Kaposi's sarcoma tumor in the mouth
The sudden onset of Kaposi's sarcoma clusters among dark-skinned people in South Africa from 1949 onwards, provided reason for striking examinations and apparent helpless interpretations.
As soon as the National Party came to power, the first edition of the 'South African Journal of Clinical Science' dedicated the first 25 pages to this comparatively quite insignificant disease in March 1950, describing 41 cases.
Between 1911 and 1947, there was not a single case of Kaposi's sarcoma in South Africa, and only six cases of Kaposi's sarcoma in Southern Africa (South Africa, former Protectorate of Betschuanaland, former Rhodesia, Mozambique, former South West Africa.)
Oettle explains the rarity of Kaposi's sarcoma during the period 1911-1947: The diagnosis of Kaposi's sarcoma was missed by pathologist and clinician alike. However, he does not give any foundation for his reproach to support his claim that there had Always been a lot of Kaposi's sarcoma cases in South Africa.

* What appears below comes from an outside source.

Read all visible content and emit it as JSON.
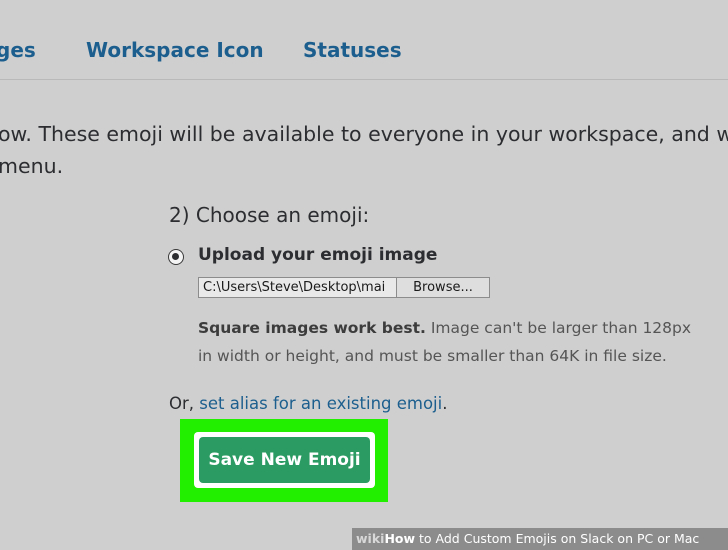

No such numbers for South Africa were checked again afterwards. Between 1949-1952, there were 86 cases, of which 82 were Bantus, and of these 63 were from Transvaal (approx. 15 per year.)
Besides this extraordinary rate among South Africans people, it also became remarkable that of the ten pale-skinned case who fell ill between 1942-1952, six of these were women, of whom five were Afrikaners, who were classified as 'Aryans.'
Since the hitherto known figures confirm that roughly 15 times more men than women suffer from Kaposi's sarcoma, these results of 1942-1952 can also be a pointer to a new form of spreading of the disease in South Africa.
A similar noticeable incidence among women was reported on from the South African province Natal from 1950-1956. 17 African men and eight women succumbed to the disease here.
From 1953-1955, the reported number of cases suddenly dropped spontaneously. There were 21 cases in South Africa and eight in Transvaal (less than three per year.)